During my high school days, there was a song by the ever gifted artist, Meatloaf which had a hook/chorus that said, "Aaaaaand objects in the rear view mirror, may appear closer than they are". Back in those days, we used to laugh when we'd sing those particular words, now I find myself thinking, "Man, this MF'er wasn't lying (Dave Chappelle voice being used, if you know you know and if you don't, well, you should watch more Dave), I digress. The rear view mirror is one that I've never learned to use correctly but I'll save those stories for a driving post blog or something.
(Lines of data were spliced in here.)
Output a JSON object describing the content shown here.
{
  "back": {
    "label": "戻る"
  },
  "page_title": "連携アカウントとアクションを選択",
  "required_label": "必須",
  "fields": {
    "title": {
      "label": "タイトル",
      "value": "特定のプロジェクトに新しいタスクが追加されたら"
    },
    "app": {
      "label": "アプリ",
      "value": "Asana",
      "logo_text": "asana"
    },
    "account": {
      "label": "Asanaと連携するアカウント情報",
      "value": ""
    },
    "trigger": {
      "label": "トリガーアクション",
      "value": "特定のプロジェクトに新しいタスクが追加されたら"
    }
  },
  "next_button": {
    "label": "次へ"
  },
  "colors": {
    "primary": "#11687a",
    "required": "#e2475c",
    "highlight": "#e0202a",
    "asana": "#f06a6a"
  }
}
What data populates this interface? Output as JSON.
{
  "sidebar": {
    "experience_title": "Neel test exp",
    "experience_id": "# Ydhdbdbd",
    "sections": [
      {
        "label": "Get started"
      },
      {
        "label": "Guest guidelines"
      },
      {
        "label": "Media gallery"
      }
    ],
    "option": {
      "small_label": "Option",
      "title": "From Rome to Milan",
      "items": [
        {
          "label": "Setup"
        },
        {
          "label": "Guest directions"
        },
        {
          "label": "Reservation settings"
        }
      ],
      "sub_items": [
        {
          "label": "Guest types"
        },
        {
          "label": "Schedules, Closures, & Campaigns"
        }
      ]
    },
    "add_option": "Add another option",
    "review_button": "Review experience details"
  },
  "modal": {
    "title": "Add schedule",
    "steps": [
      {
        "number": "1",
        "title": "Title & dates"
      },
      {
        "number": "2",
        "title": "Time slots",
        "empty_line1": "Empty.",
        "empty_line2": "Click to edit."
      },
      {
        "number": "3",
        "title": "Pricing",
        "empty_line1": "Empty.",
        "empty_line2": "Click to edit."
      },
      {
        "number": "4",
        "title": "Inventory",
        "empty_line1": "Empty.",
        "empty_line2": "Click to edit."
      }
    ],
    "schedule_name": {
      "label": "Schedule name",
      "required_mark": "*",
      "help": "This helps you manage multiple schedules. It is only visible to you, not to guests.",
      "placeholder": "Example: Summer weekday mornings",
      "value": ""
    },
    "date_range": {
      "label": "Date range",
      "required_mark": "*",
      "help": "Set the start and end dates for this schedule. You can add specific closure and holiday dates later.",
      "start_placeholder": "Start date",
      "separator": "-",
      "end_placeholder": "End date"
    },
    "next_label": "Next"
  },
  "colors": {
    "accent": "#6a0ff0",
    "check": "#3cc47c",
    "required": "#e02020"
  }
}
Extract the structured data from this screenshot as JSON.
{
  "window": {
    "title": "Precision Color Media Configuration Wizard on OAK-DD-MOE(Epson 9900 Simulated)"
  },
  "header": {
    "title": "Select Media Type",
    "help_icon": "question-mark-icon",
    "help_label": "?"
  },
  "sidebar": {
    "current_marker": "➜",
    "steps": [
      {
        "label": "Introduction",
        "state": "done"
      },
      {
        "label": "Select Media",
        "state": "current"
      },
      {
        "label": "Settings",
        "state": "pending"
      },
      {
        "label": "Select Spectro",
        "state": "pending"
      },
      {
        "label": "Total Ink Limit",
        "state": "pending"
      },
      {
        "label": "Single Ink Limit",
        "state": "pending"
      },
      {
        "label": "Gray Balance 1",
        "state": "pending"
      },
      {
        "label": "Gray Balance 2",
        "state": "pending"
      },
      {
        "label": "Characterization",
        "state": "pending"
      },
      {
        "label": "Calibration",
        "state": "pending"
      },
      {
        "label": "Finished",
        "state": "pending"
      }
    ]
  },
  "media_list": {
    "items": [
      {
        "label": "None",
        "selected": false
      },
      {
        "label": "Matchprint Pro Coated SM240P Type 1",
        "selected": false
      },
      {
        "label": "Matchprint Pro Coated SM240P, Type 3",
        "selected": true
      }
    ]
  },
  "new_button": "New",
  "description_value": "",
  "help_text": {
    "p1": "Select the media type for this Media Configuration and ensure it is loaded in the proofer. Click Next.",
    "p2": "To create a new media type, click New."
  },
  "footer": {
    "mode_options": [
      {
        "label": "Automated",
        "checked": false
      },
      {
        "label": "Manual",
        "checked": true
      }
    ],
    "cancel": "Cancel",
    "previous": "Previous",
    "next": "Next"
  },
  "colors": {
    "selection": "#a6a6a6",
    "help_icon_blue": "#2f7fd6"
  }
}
IF we look close enough what are we finding, alas why are we looking behind us when the rest of our existence is laid out before us, in turn allowing yesterday to be closer than it probably needs to be when all is said and done. For years, I used to wake up feeling a way about the night/day before only to tell myself that today is a new day, yesterday was merely that, yesterday; for years on end I failed at holding true to this line of thought because I wasn't being true to myself, I kept checking the rear view.
I picked up a boomerang recently and I threw that son of gun as far as I could and I didn't simply stand there waiting for it to hit me in the back of the head, I watched it's flight from the moment it left my hand until it hit the ground six feet in front of me, I guess the way I was trying to throw it was all off of something, I mean sue me, I'm African! My buddy was like do it this way, bend your elbow, move this finger, do this to your wrist... BRUH STAAAAAAAP
As I got into my car and I started heading home, I noticed my rear view and I thought of some things from the past, some things from some yesterdays and I reminded myself that everything behind me are but lessons which I've already faced, some beautiful some not so beautiful but all lessons nonetheless.
IF you look close enough maybe you can see your yesterday(s) but you'll also be reminded by the words within the droplets of rain, which I miraculously captured within the PRETTY LIGHTS, that "Objects in the rear view mirror may appear closer..." closer than they really need to be.
I dare you to live today, it's the only day we'll find ourselves in if we're living correctly!